What if I would like to start using IPv6 on a Linux system? How could I test, whether my Linux server system is IPv6 ready or not? If not, how could I enable IPv6 support under Ubuntu, OpenSuSE, Mandriva, Gentoo, Fedora and so on?

Many people know that Linux kernel has IPv6 support since 1996 release. All you need to do is compile kernel with IPv6 networking support.

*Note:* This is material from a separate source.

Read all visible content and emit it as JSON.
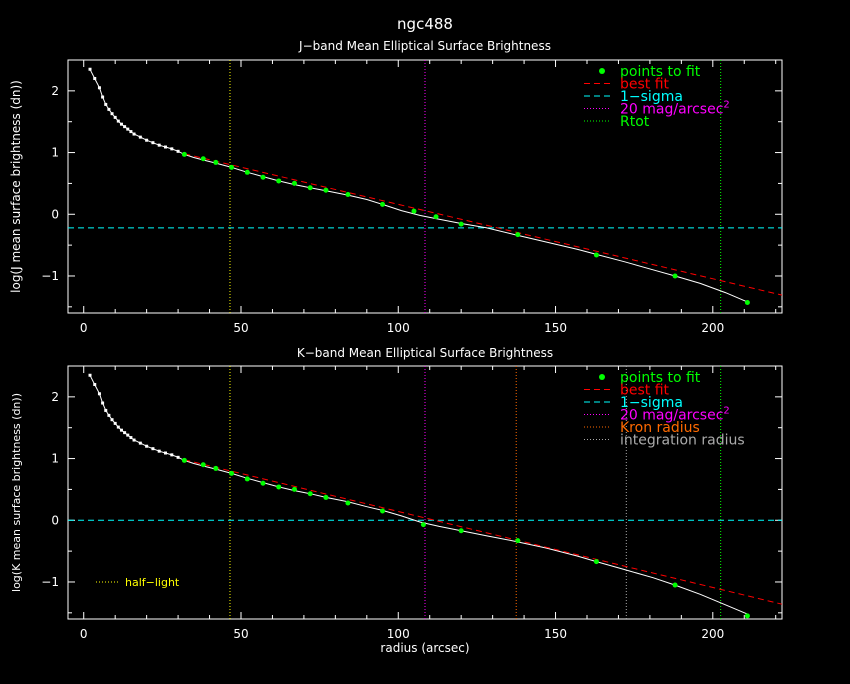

However, there is a so easy way to find out if Linux kernel is already compiled with IPv6 settings.

Check if the current running kernel supports IPv6 taking a look at your /proc-file-system:

user@pc:~$ cat /proc/net/if_inet6

Following lines should be shown:

user@pc:~$ 00000000000000000000000000000001 01 80 10 80 lo
user@pc:~$ fe800000000000000219d1fffe2abaa8 02 40 20 80 ath0

ipv6 module has IPv6 protocol stack for Linux. If above cat command fails the IPv6 module is not loaded.

Just type the following command:

user@pc:~$ sudo modprobe ipv6

Now to test again if all is ok write on your console:

user@pc:~$ lsmod | grep ipv6

that generates an output like that:

user@pc:~$ ipv6 411425 18

Now your system is ready for IPv6 jobs.